Setelah selesai makan, aku secara bertahap bersiap untuk tidur.
Meskipun gerbongnya luas, gerbong itu tidak dapat menampung empat orang yang berbaring dengan nyaman, jadi Yuz menyiapkan tempat tidur di luar.
Saat suara kayu bakar yang berderak memenuhi udara, aku menatap langit malam saat Kaen tiba-tiba mendekatiku.
“Hei, Ran.”
aku mempertimbangkan untuk berpura-pura tertidur, tetapi memutuskan untuk menanggapi.
"Mengapa?"
"Bukankah kamu mengatakan sesuatu yang mirip dengan ini sebelumnya, tentang apa yang akan aku lakukan jika aku harus mengorbankan segalanya untuk menyelamatkan dunia?"
… Apakah itu diskusi dari sebelumnya? Kenapa tiba-tiba muncul?
"Ya aku telah melakukannya."
"Mendengarkan. aku mengenal seseorang yang mungkin memiliki pedang sihir yang luar biasa atau semacamnya.”
"…Dan?"
“Tapi orang itu ingin mewariskan pedang kepadaku. Untuk menggunakan pedang, aku harus melindungi orang lain, bahkan jika itu berarti mengorbankan diriku sendiri.”
aku terkejut sejenak dan tidak dapat menemukan kata-kata untuk menjawab.
Apa yang sedang terjadi? Apakah sang pahlawan berbicara dengannya tentang Pedang Suci? Tidak, dia tidak akan memberitahu Kaen hal seperti itu bahkan tanpa memberitahuku.
Dari cara Kaen berbicara, sepertinya dia mengatakan sesuatu seperti itu, kecuali fakta bahwa itu tentang Pedang Suci.

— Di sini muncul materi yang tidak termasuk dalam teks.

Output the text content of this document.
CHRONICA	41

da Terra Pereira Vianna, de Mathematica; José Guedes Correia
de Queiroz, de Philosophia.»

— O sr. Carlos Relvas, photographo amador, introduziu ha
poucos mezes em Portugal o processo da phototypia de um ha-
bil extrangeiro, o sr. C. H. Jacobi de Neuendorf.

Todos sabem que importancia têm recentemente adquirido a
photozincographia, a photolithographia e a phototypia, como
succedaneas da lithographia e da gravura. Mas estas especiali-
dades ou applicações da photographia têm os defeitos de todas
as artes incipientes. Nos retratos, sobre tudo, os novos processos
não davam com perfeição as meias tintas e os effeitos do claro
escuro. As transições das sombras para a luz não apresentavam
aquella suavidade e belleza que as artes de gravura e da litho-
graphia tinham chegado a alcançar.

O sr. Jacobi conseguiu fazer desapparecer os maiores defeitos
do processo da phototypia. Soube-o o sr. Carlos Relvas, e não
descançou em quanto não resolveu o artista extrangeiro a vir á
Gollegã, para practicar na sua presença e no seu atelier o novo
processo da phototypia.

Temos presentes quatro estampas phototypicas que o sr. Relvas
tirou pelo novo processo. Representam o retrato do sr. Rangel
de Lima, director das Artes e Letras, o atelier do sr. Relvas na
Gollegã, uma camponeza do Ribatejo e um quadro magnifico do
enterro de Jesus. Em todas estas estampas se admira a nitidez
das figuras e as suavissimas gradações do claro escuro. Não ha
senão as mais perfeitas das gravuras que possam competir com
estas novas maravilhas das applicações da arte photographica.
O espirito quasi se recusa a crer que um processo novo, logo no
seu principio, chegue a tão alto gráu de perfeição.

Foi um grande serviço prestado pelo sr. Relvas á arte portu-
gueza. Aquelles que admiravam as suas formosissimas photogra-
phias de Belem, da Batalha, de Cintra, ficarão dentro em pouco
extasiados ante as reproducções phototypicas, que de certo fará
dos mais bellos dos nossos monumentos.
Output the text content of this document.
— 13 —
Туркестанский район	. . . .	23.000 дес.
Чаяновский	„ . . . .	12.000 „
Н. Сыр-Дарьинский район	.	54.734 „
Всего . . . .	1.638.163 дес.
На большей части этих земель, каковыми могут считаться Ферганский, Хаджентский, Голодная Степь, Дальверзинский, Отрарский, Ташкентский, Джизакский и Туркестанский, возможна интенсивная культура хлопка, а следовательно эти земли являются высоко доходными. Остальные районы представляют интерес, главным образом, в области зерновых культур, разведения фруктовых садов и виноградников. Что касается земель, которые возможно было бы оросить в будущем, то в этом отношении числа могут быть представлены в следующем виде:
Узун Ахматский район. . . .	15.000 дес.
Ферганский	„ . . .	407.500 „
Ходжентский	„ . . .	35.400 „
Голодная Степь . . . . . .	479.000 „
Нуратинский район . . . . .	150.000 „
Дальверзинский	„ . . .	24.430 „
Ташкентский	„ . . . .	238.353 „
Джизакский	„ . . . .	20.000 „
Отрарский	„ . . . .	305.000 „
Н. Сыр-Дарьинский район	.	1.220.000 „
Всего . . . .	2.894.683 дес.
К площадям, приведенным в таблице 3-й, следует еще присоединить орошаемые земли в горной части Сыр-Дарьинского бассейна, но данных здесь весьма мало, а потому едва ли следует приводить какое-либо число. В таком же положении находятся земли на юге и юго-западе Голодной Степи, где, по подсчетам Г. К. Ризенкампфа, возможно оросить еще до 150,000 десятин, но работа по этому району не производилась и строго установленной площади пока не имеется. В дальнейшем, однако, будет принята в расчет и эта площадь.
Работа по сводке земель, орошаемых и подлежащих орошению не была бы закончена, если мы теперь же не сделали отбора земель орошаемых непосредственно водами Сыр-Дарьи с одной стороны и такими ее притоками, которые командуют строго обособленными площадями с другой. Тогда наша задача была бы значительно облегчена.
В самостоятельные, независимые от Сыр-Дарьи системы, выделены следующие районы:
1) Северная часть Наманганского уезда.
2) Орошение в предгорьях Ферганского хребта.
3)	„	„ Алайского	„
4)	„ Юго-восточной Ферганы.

"Itu pedang yang menarik."
“Bukan begitu? Memikirkannya membuat aku ingat pertanyaan yang kamu ajukan. Ini agak mirip, kan?
“…”
“Jadi aku bertanya kepadanya apa yang harus aku lakukan, dan dia berkata bahwa aku harus menemukan jawabannya sendiri. Bagaimana menurutmu? Maksudnya itu apa?"

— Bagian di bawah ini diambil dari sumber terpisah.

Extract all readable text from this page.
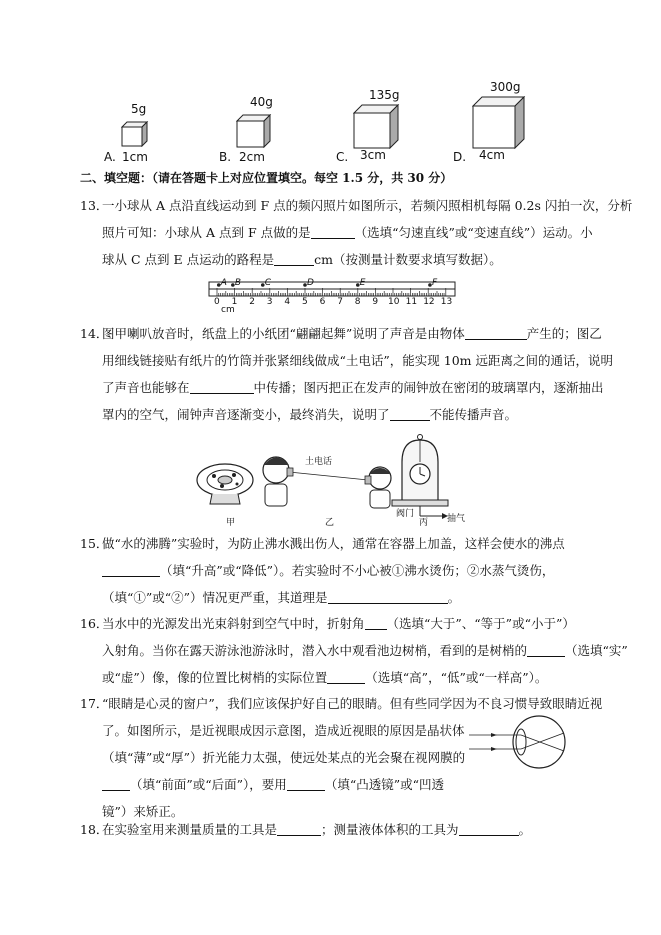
5g
A. 1cm
40g
B. 2cm
135g
C. 3cm
300g
D. 4cm
二、填空题：（请在答题卡上对应位置填空。每空 1.5 分，共 30 分）
13．
一小球从 A 点沿直线运动到 F 点的频闪照片如图所示，若频闪照相机每隔 0.2s 闪拍一次，分析
照片可知：小球从 A 点到 F 点做的是	（选填“匀速直线”或“变速直线”）运动。小
球从 C 点到 E 点运动的路程是	cm（按测量计数要求填写数据）。
0 1 2 3 4 5 6 7 8 9 10 11 12 13
cm
A B	C	D	E	F
14．
图甲喇叭放音时，纸盘上的小纸团“翩翩起舞”说明了声音是由物体	产生的；图乙
用细线链接贴有纸片的竹筒并张紧细线做成“土电话”，能实现 10m 远距离之间的通话，说明
了声音也能够在	中传播；图丙把正在发声的闹钟放在密闭的玻璃罩内，逐渐抽出
罩内的空气，闹钟声音逐渐变小，最终消失，说明了	不能传播声音。
土电话
阀门	抽气
甲	乙	丙
15．
做“水的沸腾”实验时，为防止沸水溅出伤人，通常在容器上加盖，这样会使水的沸点
（填“升高”或“降低”）。若实验时不小心被①沸水烫伤；②水蒸气烫伤，
（填“①”或“②”）情况更严重，其道理是	。
16．
当水中的光源发出光束斜射到空气中时，折射角 （选填“大于”、“等于”或“小于”）
入射角。当你在露天游泳池游泳时，潜入水中观看池边树梢，看到的是树梢的	（选填“实”
或“虚”）像，像的位置比树梢的实际位置	（选填“高”，“低”或“一样高”）。
17．
“眼睛是心灵的窗户”，我们应该保护好自己的眼睛。但有些同学因为不良习惯导致眼睛近视
了。如图所示，是近视眼成因示意图，造成近视眼的原因是晶状体
（填“薄”或“厚”）折光能力太强，使远处某点的光会聚在视网膜的
（填“前面”或“后面”），要用	（填“凸透镜”或“凹透
镜”）来矫正。
18．
在实验室用来测量质量的工具是	；测量液体体积的工具为	。
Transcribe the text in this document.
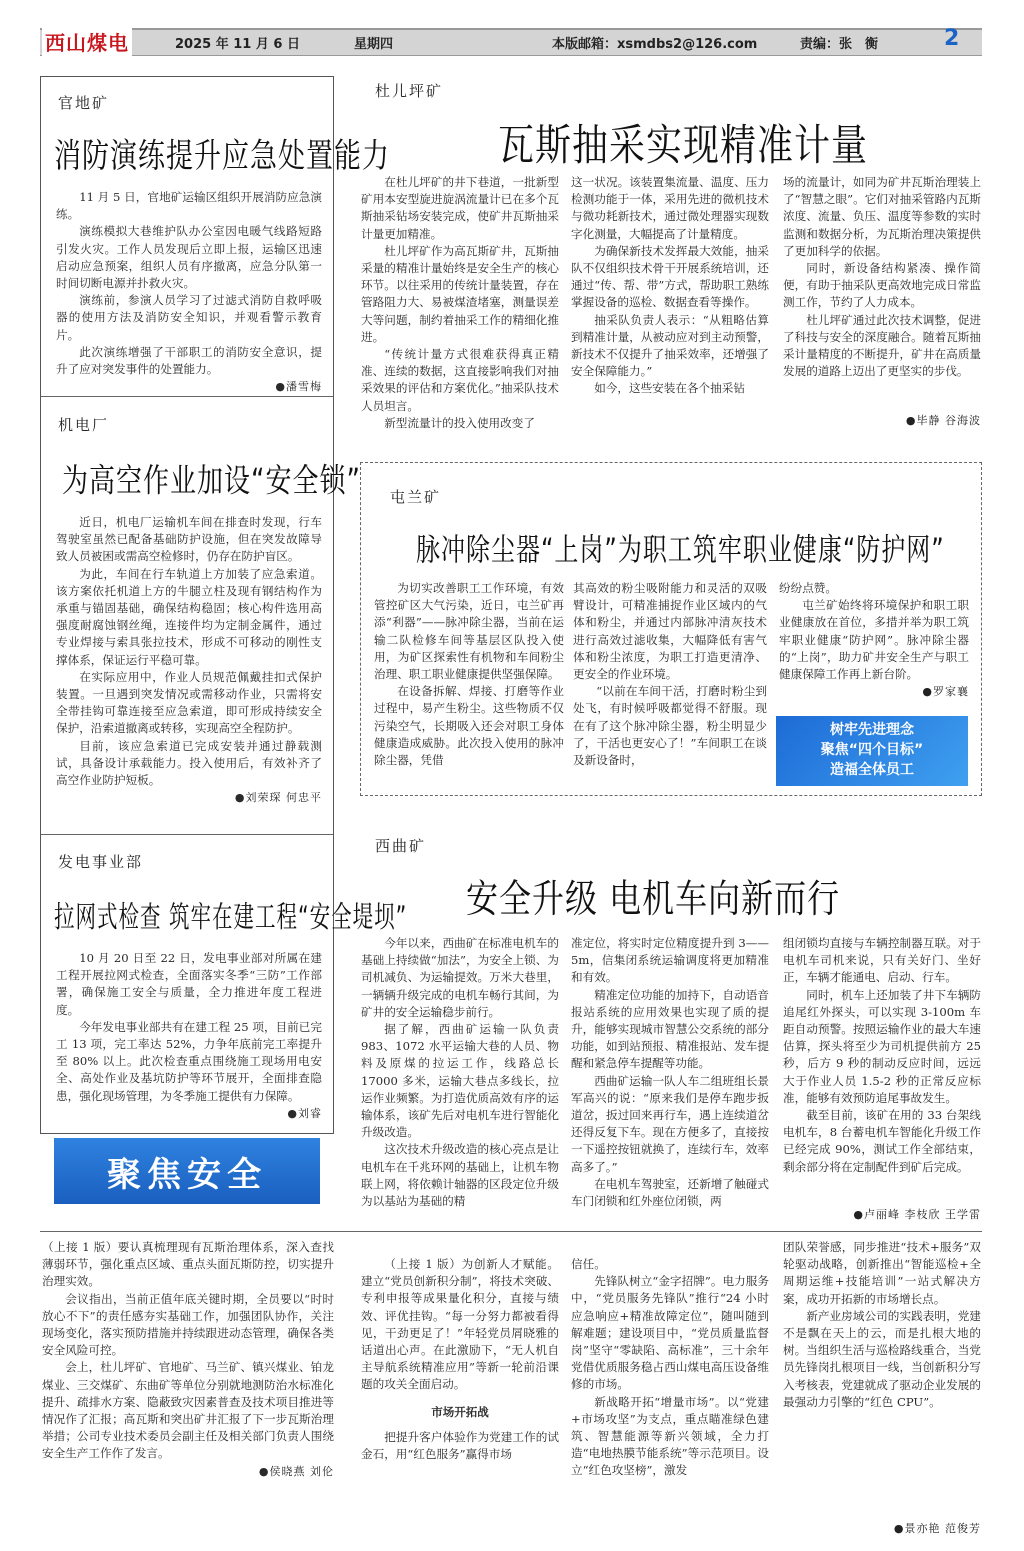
西山煤电	2025 年 11 月 6 日	星期四	本版邮箱：xsmdbs2@126.com	责编：张　衡	2
官地矿
消防演练提升应急处置能力

11 月 5 日，官地矿运输区组织开展消防应急演练。

演练模拟大巷维护队办公室因电暖气线路短路引发火灾。工作人员发现后立即上报，运输区迅速启动应急预案，组织人员有序撤离，应急分队第一时间切断电源并扑救火灾。

演练前，参演人员学习了过滤式消防自救呼吸器的使用方法及消防安全知识，并观看警示教育片。

此次演练增强了干部职工的消防安全意识，提升了应对突发事件的处置能力。

●潘雪梅
机电厂
为高空作业加设“安全锁”

近日，机电厂运输机车间在排查时发现，行车驾驶室虽然已配备基础防护设施，但在突发故障导致人员被困或需高空检修时，仍存在防护盲区。

为此，车间在行车轨道上方加装了应急索道。该方案依托机道上方的牛腿立柱及现有钢结构作为承重与锚固基础，确保结构稳固；核心构件选用高强度耐腐蚀钢丝绳，连接件均为定制金属件，通过专业焊接与索具张拉技术，形成不可移动的刚性支撑体系，保证运行平稳可靠。

在实际应用中，作业人员规范佩戴挂扣式保护装置。一旦遇到突发情况或需移动作业，只需将安全带挂钩可靠连接至应急索道，即可形成持续安全保护，沿索道撤离或转移，实现高空全程防护。

目前，该应急索道已完成安装并通过静载测试，具备设计承载能力。投入使用后，有效补齐了高空作业防护短板。

●刘荣琛 何忠平
发电事业部
拉网式检查 筑牢在建工程“安全堤坝”

10 月 20 日至 22 日，发电事业部对所属在建工程开展拉网式检查，全面落实冬季“三防”工作部署，确保施工安全与质量，全力推进年度工程进度。

今年发电事业部共有在建工程 25 项，目前已完工 13 项，完工率达 52%，力争年底前完工率提升至 80% 以上。此次检查重点围绕施工现场用电安全、高处作业及基坑防护等环节展开，全面排查隐患，强化现场管理，为冬季施工提供有力保障。

●刘睿
聚焦安全
杜儿坪矿
瓦斯抽采实现精准计量

在杜儿坪矿的井下巷道，一批新型矿用本安型旋进旋涡流量计已在多个瓦斯抽采钻场安装完成，使矿井瓦斯抽采计量更加精准。

杜儿坪矿作为高瓦斯矿井，瓦斯抽采量的精准计量始终是安全生产的核心环节。以往采用的传统计量装置，存在管路阻力大、易被煤渣堵塞，测量误差大等问题，制约着抽采工作的精细化推进。

“传统计量方式很难获得真正精准、连续的数据，这直接影响我们对抽采效果的评估和方案优化。”抽采队技术人员坦言。

新型流量计的投入使用改变了

这一状况。该装置集流量、温度、压力检测功能于一体，采用先进的微机技术与微功耗新技术，通过微处理器实现数字化测量，大幅提高了计量精度。

为确保新技术发挥最大效能，抽采队不仅组织技术骨干开展系统培训，还通过“传、帮、带”方式，帮助职工熟练掌握设备的巡检、数据查看等操作。

抽采队负责人表示：“从粗略估算到精准计量，从被动应对到主动预警，新技术不仅提升了抽采效率，还增强了安全保障能力。”

如今，这些安装在各个抽采钻

场的流量计，如同为矿井瓦斯治理装上了“智慧之眼”。它们对抽采管路内瓦斯浓度、流量、负压、温度等参数的实时监测和数据分析，为瓦斯治理决策提供了更加科学的依据。

同时，新设备结构紧凑、操作简便，有助于抽采队更高效地完成日常监测工作，节约了人力成本。

杜儿坪矿通过此次技术调整，促进了科技与安全的深度融合。随着瓦斯抽采计量精度的不断提升，矿井在高质量发展的道路上迈出了更坚实的步伐。

●毕静 谷海波
屯兰矿
脉冲除尘器“上岗”为职工筑牢职业健康“防护网”

为切实改善职工工作环境，有效管控矿区大气污染，近日，屯兰矿再添“利器”——脉冲除尘器，当前在运输二队检修车间等基层区队投入使用，为矿区探索性有机物和车间粉尘治理、职工职业健康提供坚强保障。

在设备拆解、焊接、打磨等作业过程中，易产生粉尘。这些物质不仅污染空气，长期吸入还会对职工身体健康造成威胁。此次投入使用的脉冲除尘器，凭借

其高效的粉尘吸附能力和灵活的双吸臂设计，可精准捕捉作业区域内的气体和粉尘，并通过内部脉冲清灰技术进行高效过滤收集，大幅降低有害气体和粉尘浓度，为职工打造更清净、更安全的作业环境。

“以前在车间干活，打磨时粉尘到处飞，有时候呼吸都觉得不舒服。现在有了这个脉冲除尘器，粉尘明显少了，干活也更安心了！”车间职工在谈及新设备时，

纷纷点赞。

屯兰矿始终将环境保护和职工职业健康放在首位，多措并举为职工筑牢职业健康“防护网”。脉冲除尘器的“上岗”，助力矿井安全生产与职工健康保障工作再上新台阶。

●罗家襄
树牢先进理念
聚焦“四个目标”
造福全体员工
西曲矿
安全升级 电机车向新而行

今年以来，西曲矿在标准电机车的基础上持续做“加法”，为安全上锁、为司机减负、为运输提效。万米大巷里，一辆辆升级完成的电机车畅行其间，为矿井的安全运输稳步前行。

据了解，西曲矿运输一队负责 983、1072 水平运输大巷的人员、物料及原煤的拉运工作，线路总长 17000 多米，运输大巷点多线长，拉运作业频繁。为打造优质高效有序的运输体系，该矿先后对电机车进行智能化升级改造。

这次技术升级改造的核心亮点是让电机车在千兆环网的基础上，让机车物联上网，将依赖计轴器的区段定位升级为以基站为基础的精

准定位，将实时定位精度提升到 3——5m，信集闭系统运输调度将更加精准和有效。

精准定位功能的加持下，自动语音报站系统的应用效果也实现了质的提升，能够实现城市智慧公交系统的部分功能，如到站预报、精准报站、发车提醒和紧急停车提醒等功能。

西曲矿运输一队人车二组班组长景军高兴的说：“原来我们是停车跑步扳道岔，扳过回来再行车，遇上连续道岔还得反复下车。现在方便多了，直接按一下遥控按钮就换了，连续行车，效率高多了。”

在电机车驾驶室，还新增了触碰式车门闭锁和红外座位闭锁，两

组闭锁均直接与车辆控制器互联。对于电机车司机来说，只有关好门、坐好正，车辆才能通电、启动、行车。

同时，机车上还加装了井下车辆防追尾红外探头，可以实现 3-100m 车距自动预警。按照运输作业的最大车速估算，探头将至少为司机提供前方 25 秒，后方 9 秒的制动反应时间，远远大于作业人员 1.5-2 秒的正常反应标准，能够有效预防追尾事故发生。

截至目前，该矿在用的 33 台架线电机车，8 台蓄电机车智能化升级工作已经完成 90%，测试工作全部结束，剩余部分将在定制配件到矿后完成。

●卢丽峰 李枝欣 王学雷

（上接 1 版）要认真梳理现有瓦斯治理体系，深入查找薄弱环节，强化重点区域、重点头面瓦斯防控，切实提升治理实效。

会议指出，当前正值年底关键时期，全员要以“时时放心不下”的责任感夯实基础工作，加强团队协作，关注现场变化，落实预防措施并持续跟进动态管理，确保各类安全风险可控。

会上，杜儿坪矿、官地矿、马兰矿、镇兴煤业、铂龙煤业、三交煤矿、东曲矿等单位分别就地测防治水标准化提升、疏排水方案、隐蔽致灾因素普查及技术项目推进等情况作了汇报；高瓦斯和突出矿井汇报了下一步瓦斯治理举措；公司专业技术委员会副主任及相关部门负责人围绕安全生产工作作了发言。

●侯晓燕 刘伦

（上接 1 版）为创新人才赋能。建立“党员创新积分制”，将技术突破、专利申报等成果量化积分，直接与绩效、评优挂钩。“每一分努力都被看得见，干劲更足了！”年轻党员屑晓雅的话道出心声。在此激励下，“无人机自主导航系统精准应用”等新一轮前沿课题的攻关全面启动。

市场开拓战

把提升客户体验作为党建工作的试金石，用“红色服务”赢得市场

信任。

先锋队树立“金字招牌”。电力服务中，“党员服务先锋队”推行“24 小时应急响应+精准故障定位”，随叫随到解难题；建设项目中，“党员质量监督岗”坚守“零缺陷、高标准”，三十余年党借优质服务稳占西山煤电高压设备维修的市场。

新战略开拓“增量市场”。以“党建+市场攻坚”为支点，重点瞄准绿色建筑、智慧能源等新兴领域，全力打造“电地热膜节能系统”等示范项目。设立“红色攻坚榜”，激发

团队荣誉感，同步推进“技术+服务”双轮驱动战略，创新推出“智能巡检+全周期运维+技能培训”一站式解决方案，成功开拓新的市场增长点。

新产业房域公司的实践表明，党建不是飘在天上的云，而是扎根大地的树。当组织生活与巡检路线重合，当党员先锋岗扎根项目一线，当创新积分写入考核表，党建就成了驱动企业发展的最强动力引擎的“红色 CPU”。

●景亦艳 范俊芳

Aku terdiam sejenak lalu berbicara.
"aku pikir itu berarti kamu harus mencari tahu sendiri apa keyakinan kamu yang kamu lakukan, karena itu bukan sesuatu yang orang lain bisa katakan kepada kamu."
“Hmm, keyakinan… begitukah?”
Setelah itu, Kaen tidak memulai percakapan lebih lanjut.

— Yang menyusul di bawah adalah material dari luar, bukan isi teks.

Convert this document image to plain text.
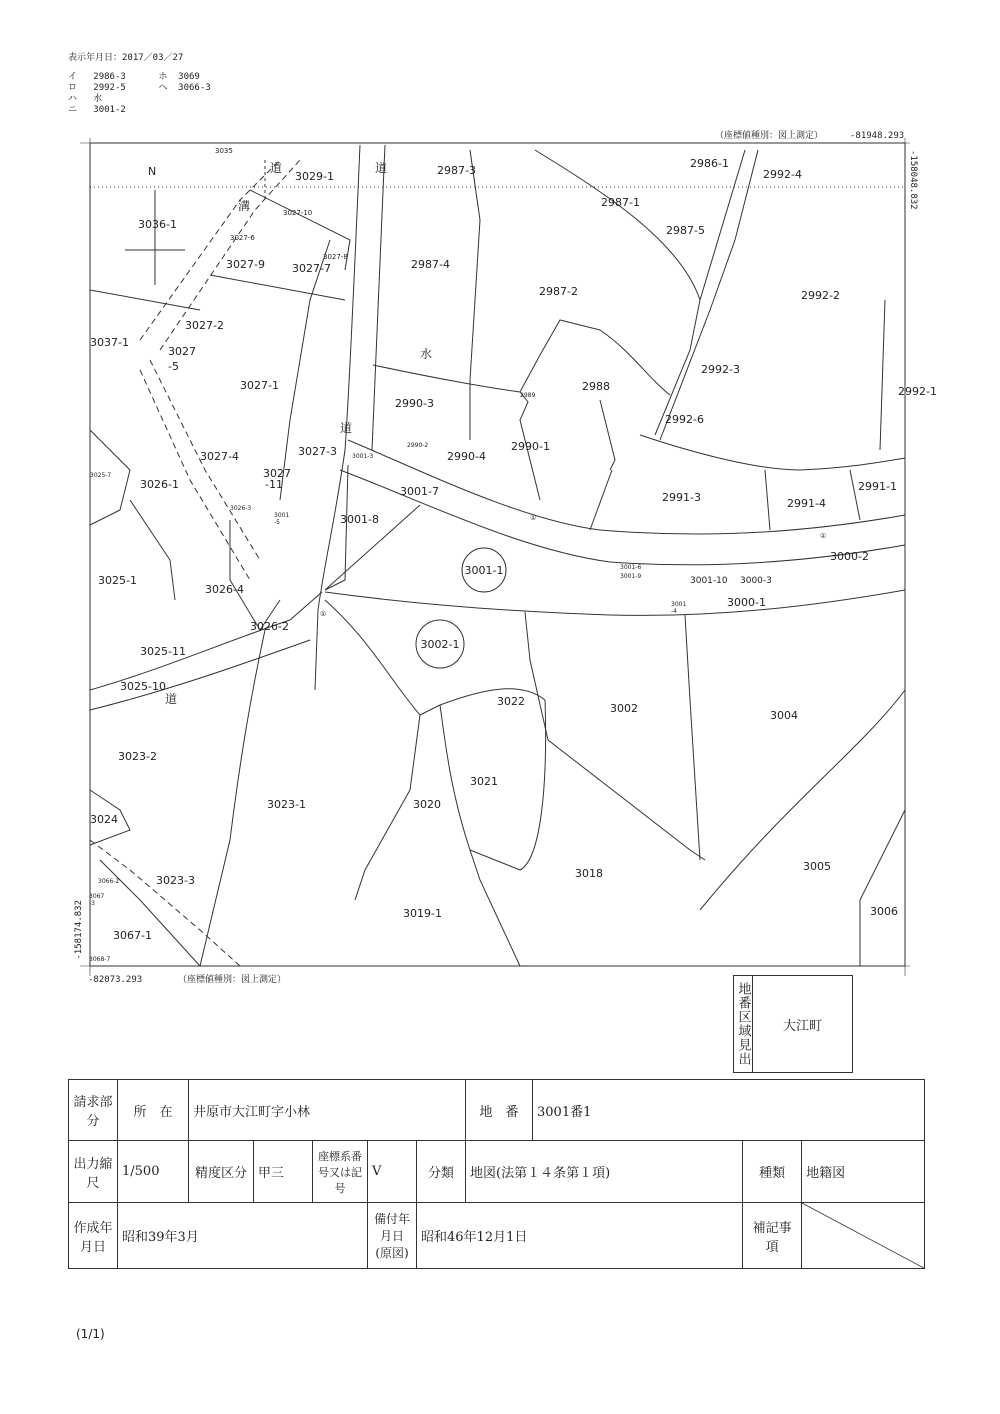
表示年月日：2017／03／27
イ 2986-3	ホ 3069
ロ 2992-5	ヘ 3066-3
ハ 水
ニ 3001-2
3001-1
3002-1
N	道	道
道
道
水
溝
①
①
①
3035
3029-1	2987-3
2986-1
2992-4
3036-1
2987-1
2987-5
3027-9 3027-7
3027-8
2987-4
2987-2	2992-2
3027-2
3037-1
3027
-5
3027-1	2988
2992-3
2990-3
2990-1
2992-6
2992-1
3027-4	3027-3
3027
-11
3026-1
3001-7
2990-4
2991-3	2991-4
2991-1
3001-8
3000-2
3025-1
3026-4
3001-10 3000-3
3000-1
3026-2
3025-11
3025-10
3022
3002
3004
3023-2
3021
3023-1	3020
3024
3018
3005
3023-3
3019-1	3006
3067-1
3027-10
3027-6
2989
2990-2
3001-3
3001-6
3001-9
3001
-4
3025-7
3026-3
3001
-5
3067
-3
3066-2
3068-7
（座標値種別：図上測定）	-81948.293
-158048.832
-158174.832
-82073.293	（座標値種別：図上測定）
地番区域見出 大江町
請求部分	所　在	井原市大江町字小林					地　番	3001番1		
出力縮尺	1/500	精度区分	甲三	座標系番号又は記号	V	分類	地図(法第１４条第１項)		種類	地籍図
作成年月日	昭和39年3月				備付年月日(原図)	昭和46年12月1日			補記事項	
(1/1)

aku pikir dia mungkin melamun, dan tak lama kemudian bahkan napasnya memenuhi udara. Dia tertidur.
***
Perjalanan dilanjutkan dengan lancar. Tidak ada bandit atau monster yang ditemui.
Namun, saat melakukan perjalanan di sepanjang jalur hutan, sekelompok monster tiba-tiba muncul, tetapi para ksatria dengan cepat melangkah maju dan menangani mereka dalam sekejap.
"Siapa Takut. Hutan ini diketahui memiliki beberapa monster, tapi mereka akan segera mundur kembali ke sarang mereka.”
Yuz meyakinkan kami, mungkin merasakan kegelisahan kami, tapi sepertinya tidak ada yang terganggu dengan bertemu beberapa monster di sini.
Karena mayat monster menghalangi jalan, kami turun dari kereta untuk sementara dan beristirahat.
Kaen tampak bosan dan malah menyaksikan dengan penuh semangat saat para ksatria membersihkan mayat.
“Jika lebih banyak monster muncul, serahkan padaku. Berburu monster di pegunungan juga pernah menjadi bagian dari rutinitas harianku.”
“Hehe, begitu? Meski begitu, aku tidak bisa membebani tamu kita, jadi aku akan menyerahkannya pada para ksatria…”
Yuz yang tertawa hangat tiba-tiba menoleh dengan tajam.
Lea menatapnya dengan tatapan ingin tahu.
"Apa yang salah?"
“…”
Ekspresi Yuz berangsur-angsur mengeras.
aku tahu alasannya. Aku sudah menyadarinya untuk sementara waktu.
Apa-apaan orang-orang ini?
Mereka tidak tampak seperti sekelompok pencuri biasa.
Yuz mengeluarkan pedang dari dalam kereta dan berbicara.
"Semuanya, tolong masuk ke dalam kereta."
"Apa yang sedang terjadi? Apa yang terjadi?"
“Tidak ada yang serius, nona. Para ksatria dan aku akan segera menanganinya.”
Saat Yuz mendorong kami, kami memasuki kereta untuk sementara waktu.
Dia dan ketiga ksatria mengepung kereta, dan untuk sesaat, keheningan yang aneh menyelimuti hutan.
Berdesir, berdesir.
Saat sensasi kehadiran mereka semakin dekat, mereka menampakkan diri dari semak-semak.
Sekelompok sosok menyeramkan mengenakan jubah hitam mengelilingi kereta.